Kazankaya’nın içinde bulunduğu ya da sahnelediği oyunlar her zaman güncelliğini koruyor. Gerek ülkemizin, gerekse içinde bulunduğumuz dünyanın politik, dinsel, sosyal ve ekonomik yapısının saçmalıklarla dolu ve anlamsız olduğunu söyleyen Kazankaya, “Gelecek kuşakları tehlikeye atan topyekûn bir savaşın sınırında ya da içindeyken, birey olarak her gün elimizdekini biraz daha yitirip aydın kimliğimizle var olma savaşı verirken, yaşam alanlarımız daralırken, öznel ideallerimiz, hedeflerimiz kolaylıkla absürd bir görünüme dönüşebiliyor.

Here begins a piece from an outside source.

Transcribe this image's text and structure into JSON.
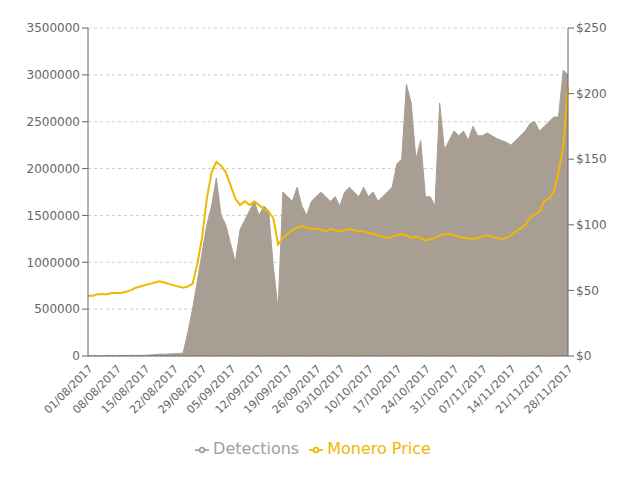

Ve hepimiz tıpkı Çehov figürleri gibi bütün içtenliğimiz, ciddiyetimiz ve derin üzüntülerimizle bu durumları yaşıyor, içinde yer alıyoruz” diyor. Christopher Durang, Çehov oyunlarına göndermeler yaparak günümüzde, ABD’de küçük bir kasabada geçen, özgün bir öykü oluşturmuş. Vanya ve evlatlık kardeşi Sonya, yaşamlarını hiç çalışmadan, kardeşleri Maşa’ya ait bir evde ve onun desteğiyle sürdürüyor. Maşa ünlü bir sinema oyuncusu ve genç sevgilisi Spike ile eve geliyor. Olaylar, hizmetçi Kassandra ve Nina adlı komşu kızın dahil olmasıyla gelişiyor.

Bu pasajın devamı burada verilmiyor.